North Korea told the IAEA it was “immediately ceasing all co-operation” and “has decided to reactivate all facilities and go ahead with the reprocessing of spent fuel”, according to a statement from the UN agency.
White House spokesman Robert Gibbs condemned the decision, saying the international community would not accept North Korea until it abandoned what Washington called its pursuit of nuclear weapons. The North must “cease its provocative threats”, he said.
Russia also condemned the move and urged its neighbour to rejoin six-nation talks, which have been held since 2003 in an attempt to get Pyongyang to give up its nuclear programme in exchange for aid and other concessions.
Britain’s Foreign Office said the break with the IAEA was “completely unjustified”.
China – Pyongyang’s main ally and the host of the talks – called for calm on all sides.
But despite its defiance, analysts say North Korea, one of the poorest countries in the world, is unlikely to abandon the talks altogether. They suggested North Korea could be trying to draw the US into direct negotiations, which it has long sought.
Hajime Izumi, a North Korea expert at the University of Shizuoka in Japan, said the North Korean reaction was designed to “bring the US to the negotiating table and squeeze maximum concessions from it”.
All 15 members of the UN security council, including China and Russia, agreed earlier to condemn the April 5 launch as a breach of UN resolutions and to tighten sanctions against the regime. The UN statement was weaker than the resolution Japan and the US had pursued.

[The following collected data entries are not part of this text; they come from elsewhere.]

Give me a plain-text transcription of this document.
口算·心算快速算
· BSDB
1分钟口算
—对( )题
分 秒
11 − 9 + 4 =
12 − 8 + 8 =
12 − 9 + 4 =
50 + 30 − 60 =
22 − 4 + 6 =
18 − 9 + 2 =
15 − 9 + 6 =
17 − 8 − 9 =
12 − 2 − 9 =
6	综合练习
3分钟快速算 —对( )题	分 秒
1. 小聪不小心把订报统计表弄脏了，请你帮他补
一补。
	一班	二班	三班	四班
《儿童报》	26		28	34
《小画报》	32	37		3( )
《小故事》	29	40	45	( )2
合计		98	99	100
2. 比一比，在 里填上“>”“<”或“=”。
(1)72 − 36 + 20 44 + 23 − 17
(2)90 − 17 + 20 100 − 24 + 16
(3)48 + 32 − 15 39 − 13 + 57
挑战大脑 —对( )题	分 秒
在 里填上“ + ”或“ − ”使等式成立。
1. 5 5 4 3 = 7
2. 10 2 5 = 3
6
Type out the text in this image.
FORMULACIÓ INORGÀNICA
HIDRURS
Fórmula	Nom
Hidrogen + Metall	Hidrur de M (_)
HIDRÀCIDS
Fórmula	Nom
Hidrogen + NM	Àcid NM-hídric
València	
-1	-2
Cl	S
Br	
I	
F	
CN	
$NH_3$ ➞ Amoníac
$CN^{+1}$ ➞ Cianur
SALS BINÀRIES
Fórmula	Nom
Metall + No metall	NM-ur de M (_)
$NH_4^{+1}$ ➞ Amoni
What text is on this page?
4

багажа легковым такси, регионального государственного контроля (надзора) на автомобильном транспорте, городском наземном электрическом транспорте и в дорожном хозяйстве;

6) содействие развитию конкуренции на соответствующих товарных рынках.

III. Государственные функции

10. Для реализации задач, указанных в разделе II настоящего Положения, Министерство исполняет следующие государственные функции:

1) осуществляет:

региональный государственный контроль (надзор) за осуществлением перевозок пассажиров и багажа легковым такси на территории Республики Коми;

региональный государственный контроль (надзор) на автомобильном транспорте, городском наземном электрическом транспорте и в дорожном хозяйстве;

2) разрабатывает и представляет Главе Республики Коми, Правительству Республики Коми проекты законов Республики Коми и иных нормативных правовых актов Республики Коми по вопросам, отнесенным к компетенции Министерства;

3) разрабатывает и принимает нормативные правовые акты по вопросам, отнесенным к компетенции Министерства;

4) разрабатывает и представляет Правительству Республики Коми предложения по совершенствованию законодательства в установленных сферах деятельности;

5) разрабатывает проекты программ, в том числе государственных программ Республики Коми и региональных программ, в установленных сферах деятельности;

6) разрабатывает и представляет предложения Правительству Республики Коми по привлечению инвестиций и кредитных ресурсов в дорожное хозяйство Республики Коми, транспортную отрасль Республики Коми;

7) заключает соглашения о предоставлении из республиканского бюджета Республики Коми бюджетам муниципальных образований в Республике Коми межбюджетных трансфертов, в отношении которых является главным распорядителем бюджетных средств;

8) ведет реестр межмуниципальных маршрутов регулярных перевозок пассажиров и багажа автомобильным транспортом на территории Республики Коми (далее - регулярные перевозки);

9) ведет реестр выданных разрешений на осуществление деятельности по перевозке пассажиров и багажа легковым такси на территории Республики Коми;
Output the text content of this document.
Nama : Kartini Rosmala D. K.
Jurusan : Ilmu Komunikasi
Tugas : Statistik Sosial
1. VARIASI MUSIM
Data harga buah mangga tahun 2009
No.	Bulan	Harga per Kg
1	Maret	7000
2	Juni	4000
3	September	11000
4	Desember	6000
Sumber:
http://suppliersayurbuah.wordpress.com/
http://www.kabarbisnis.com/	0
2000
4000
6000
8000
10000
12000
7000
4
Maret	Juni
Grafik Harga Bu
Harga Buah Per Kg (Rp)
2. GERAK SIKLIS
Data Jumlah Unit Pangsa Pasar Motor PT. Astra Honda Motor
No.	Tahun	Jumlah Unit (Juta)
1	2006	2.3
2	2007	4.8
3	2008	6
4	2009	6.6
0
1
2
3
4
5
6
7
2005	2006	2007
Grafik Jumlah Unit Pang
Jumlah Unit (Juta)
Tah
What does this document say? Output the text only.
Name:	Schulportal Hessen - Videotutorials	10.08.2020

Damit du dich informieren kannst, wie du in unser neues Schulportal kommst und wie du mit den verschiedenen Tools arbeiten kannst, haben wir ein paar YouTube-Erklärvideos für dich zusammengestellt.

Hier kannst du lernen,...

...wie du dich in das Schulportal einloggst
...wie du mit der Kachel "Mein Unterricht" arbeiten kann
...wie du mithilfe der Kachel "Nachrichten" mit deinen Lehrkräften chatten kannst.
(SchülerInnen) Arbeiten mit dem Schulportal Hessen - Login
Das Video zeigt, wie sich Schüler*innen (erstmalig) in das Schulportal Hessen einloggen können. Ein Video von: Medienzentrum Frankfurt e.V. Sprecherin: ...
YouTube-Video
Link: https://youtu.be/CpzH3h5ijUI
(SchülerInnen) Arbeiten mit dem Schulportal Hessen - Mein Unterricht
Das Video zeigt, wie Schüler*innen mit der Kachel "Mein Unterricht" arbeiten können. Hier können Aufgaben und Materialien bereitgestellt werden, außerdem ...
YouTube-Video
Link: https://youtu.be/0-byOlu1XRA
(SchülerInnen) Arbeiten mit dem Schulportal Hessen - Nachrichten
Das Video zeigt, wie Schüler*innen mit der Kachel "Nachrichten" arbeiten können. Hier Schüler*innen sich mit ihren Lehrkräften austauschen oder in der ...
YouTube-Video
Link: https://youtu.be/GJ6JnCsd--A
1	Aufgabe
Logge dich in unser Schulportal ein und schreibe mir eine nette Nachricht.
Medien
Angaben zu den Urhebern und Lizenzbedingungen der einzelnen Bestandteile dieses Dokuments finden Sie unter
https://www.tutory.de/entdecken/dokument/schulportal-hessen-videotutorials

North Korea claims it launched a communications satellite as part of a peaceful bid to develop its space programme as Kim Jong Il embarked on his third term as leader. The US and others say the launch was an illicit test of the technology used to fire an intercontinental ballistic missile, even one eventually destined for the US
A security council resolution passed in 2006, days after North Korea carried out an underground nuclear test, bans Pyongyang from engaging in any ballistic missile-related activity – including launching rockets that use the same delivery technology as missiles mounted with warheads, Washington and other nations say.
Under a 2007 six-party deal, North Korea agreed to disable its main nuclear complex in Yongbyon north of Pyongyang in return for one million tons of fuel oil and other concessions. In June 2008, North Korea blew up the cooling tower at Yongbyon in a dramatic show of its commitment to denuclearisation.
But disablement came to halt a month later as Pyongyang wrangled with Washington over how to verify its 18,000-page account of past atomic activities. The latest round of talks, in December, failed to push the process forward.
Yesterday North Korea said it would restart nuclear facilities, an apparent reference to its plutonium-producing reactor at Yongbyon. North Korea is already believed to have enough plutonium to produce at least half a dozen atomic bombs.
But David Albright, whose Washington-based Institute for Science and International Security tracks suspected secret proliferators, said restarting a reactor isn’t so simple, and kicking out the inspectors could be posturing.
“It’s the easiest thing North Korea can do to express its anger,” he said.
“You can’t just turn on a reactor in a couple of weeks. They could test a nuclear device, but it would be such an escalation that the parties-that-be internationally would have to respond negatively.
“Kicking out the monitors is something that easily can be reversed and not cause that much harm.”